12) announced that IU is No. 1 among all publicly supported
universities in the magazine's first-ever ranking of Top 20 Wired
Campuses. Overall, the university was third in the ranking, behind
private universities Villanova and the Massachusetts Institute of
Technology.
No other universities in Indiana were in PC Magazine's top 20.
Other Big Ten schools behind IU in the rankings were the
University of Illinois, which was sixth, and the University of
Minnesota, which was 12th.
The new rankings are the latest acclaim for IU's technology
environment.
As far back as 1996 and throughout this decade, IU consistently has
been recognized as a technology innovator in publications such as
Yahoo! Internet Life and Wired magazines. Intel Corporation
previously selected IU as one of the "most un-wired" universities
for its wireless Internet access across the campuses.
"We have been and remain committed to providing a state-of-the-art
information technology environment for the IU community," said
Michael A. McRobbie, interim provost and vice president for
academic affairs, IU Bloomington. "Information technology
services are fundamental to the educational process, and our top
rankings consistently reinforce the fact that IU's technology
landscape remains at the forefront."
In its article profiling IU, PC Magazine touted Big Red, which until
recently was the nation's fastest university-owned supercomputer, as
well as its largest disk-based storage facility. It also cited the more
than 50 agreements that IU has with software companies such as
Microsoft and Symantec, its leadership in the open-source software
community, and its use of Oncourse, an online portal where students
and faculty post course information and interact in other ways.
The magazine also praised IU for achieving a significant increase in
research grants in the last decade.

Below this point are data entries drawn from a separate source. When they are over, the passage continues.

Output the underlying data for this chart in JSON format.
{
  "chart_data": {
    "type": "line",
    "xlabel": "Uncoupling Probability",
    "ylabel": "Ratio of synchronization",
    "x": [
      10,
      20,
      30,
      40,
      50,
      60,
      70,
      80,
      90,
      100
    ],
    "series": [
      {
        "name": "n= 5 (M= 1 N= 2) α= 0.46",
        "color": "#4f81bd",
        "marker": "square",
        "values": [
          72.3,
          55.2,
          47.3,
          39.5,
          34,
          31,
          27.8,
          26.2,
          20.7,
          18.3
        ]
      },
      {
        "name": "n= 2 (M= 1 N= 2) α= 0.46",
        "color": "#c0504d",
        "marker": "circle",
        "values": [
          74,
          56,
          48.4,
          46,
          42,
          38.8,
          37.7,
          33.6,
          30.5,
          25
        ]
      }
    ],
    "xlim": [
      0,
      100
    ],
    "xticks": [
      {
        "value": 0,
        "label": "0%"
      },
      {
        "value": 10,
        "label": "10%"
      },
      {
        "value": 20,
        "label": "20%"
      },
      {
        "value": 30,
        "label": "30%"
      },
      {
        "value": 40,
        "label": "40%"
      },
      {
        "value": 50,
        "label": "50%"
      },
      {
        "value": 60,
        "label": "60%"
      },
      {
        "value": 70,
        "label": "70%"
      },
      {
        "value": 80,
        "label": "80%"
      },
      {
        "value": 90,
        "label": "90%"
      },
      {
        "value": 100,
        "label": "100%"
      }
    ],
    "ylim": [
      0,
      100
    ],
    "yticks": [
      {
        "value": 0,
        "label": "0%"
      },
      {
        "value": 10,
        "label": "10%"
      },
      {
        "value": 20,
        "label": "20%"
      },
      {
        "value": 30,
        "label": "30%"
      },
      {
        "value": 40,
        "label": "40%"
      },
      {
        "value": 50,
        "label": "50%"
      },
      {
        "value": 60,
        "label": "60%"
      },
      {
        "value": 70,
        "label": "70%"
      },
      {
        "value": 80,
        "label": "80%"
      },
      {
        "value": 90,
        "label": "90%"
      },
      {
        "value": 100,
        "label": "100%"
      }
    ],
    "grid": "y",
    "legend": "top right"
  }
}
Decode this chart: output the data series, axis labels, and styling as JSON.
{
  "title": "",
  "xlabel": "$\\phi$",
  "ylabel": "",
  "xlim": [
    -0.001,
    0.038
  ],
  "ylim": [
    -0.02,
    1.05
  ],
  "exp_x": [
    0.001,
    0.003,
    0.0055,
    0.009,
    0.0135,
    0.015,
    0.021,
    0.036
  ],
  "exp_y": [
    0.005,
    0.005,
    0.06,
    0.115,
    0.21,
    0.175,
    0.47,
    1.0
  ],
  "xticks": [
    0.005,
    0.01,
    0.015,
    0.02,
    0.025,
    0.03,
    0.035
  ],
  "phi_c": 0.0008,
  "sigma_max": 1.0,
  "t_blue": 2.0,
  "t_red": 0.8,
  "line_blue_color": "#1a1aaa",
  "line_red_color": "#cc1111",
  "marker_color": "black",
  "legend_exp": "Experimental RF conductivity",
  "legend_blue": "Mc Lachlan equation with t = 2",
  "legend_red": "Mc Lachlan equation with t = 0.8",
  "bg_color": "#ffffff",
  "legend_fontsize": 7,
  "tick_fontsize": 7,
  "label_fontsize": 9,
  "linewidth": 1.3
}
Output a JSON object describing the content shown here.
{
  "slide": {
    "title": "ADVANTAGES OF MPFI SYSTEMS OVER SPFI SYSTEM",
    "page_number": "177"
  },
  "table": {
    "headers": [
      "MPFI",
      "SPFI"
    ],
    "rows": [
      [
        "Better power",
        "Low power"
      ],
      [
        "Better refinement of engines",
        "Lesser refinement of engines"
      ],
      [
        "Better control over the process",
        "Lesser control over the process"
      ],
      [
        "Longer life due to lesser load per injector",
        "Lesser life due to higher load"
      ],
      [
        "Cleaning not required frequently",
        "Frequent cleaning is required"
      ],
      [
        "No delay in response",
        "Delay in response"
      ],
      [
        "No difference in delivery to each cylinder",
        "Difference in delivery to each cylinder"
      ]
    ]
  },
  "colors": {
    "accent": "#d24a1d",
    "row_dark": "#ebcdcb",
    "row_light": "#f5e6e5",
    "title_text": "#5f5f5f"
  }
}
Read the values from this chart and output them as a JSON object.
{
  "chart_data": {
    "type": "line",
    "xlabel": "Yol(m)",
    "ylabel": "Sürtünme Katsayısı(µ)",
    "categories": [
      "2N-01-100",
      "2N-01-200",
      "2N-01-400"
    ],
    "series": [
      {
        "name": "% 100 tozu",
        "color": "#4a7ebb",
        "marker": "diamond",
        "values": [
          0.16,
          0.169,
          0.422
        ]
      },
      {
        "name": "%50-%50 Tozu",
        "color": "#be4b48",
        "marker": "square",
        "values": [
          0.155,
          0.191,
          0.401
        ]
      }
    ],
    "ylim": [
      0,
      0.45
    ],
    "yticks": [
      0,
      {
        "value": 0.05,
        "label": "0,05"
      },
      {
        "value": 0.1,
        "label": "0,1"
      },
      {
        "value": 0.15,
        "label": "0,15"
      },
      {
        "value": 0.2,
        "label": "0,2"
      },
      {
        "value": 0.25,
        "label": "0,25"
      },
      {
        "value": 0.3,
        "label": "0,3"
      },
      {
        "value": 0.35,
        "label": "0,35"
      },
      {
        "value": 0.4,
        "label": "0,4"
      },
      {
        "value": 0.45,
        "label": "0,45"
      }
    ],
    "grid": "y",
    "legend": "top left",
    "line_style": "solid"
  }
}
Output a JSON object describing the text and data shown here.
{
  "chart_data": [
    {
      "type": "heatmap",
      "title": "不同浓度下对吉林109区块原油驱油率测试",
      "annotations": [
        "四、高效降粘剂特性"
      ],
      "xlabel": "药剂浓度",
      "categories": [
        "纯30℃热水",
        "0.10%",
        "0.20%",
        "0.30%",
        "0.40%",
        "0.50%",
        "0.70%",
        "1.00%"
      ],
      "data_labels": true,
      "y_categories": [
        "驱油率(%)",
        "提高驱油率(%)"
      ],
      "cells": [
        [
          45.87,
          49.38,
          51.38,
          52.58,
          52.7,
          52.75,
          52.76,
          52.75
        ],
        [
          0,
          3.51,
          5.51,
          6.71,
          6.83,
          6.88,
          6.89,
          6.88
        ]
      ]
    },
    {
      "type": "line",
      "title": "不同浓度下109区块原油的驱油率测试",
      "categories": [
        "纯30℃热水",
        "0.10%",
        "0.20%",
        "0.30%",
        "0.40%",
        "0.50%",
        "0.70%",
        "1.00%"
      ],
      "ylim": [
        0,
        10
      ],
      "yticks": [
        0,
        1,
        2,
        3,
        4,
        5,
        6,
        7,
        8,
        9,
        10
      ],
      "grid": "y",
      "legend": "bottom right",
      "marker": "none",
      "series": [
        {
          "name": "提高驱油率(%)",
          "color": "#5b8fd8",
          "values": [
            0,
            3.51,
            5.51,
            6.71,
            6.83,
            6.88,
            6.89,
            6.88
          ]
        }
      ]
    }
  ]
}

Research grants doubled at the
university, from $200 million in 1996 to $477 million last year,
"ensuring that IU will continue to be a driving force in the tech and
research community for years to come."
The PC Magazine reporting on the Top 20 Wired Colleges will
appear on newsstands on Dec. 26 and will be online Friday (Dec. 15)
at http://go.pcmag.com/wiredcolleges where profiles of the schools
will be available, as well as all 240 schools that completed a
Princeton Review survey. On the site, users will be able to build
charts to compare up to 10 schools and view the original survey.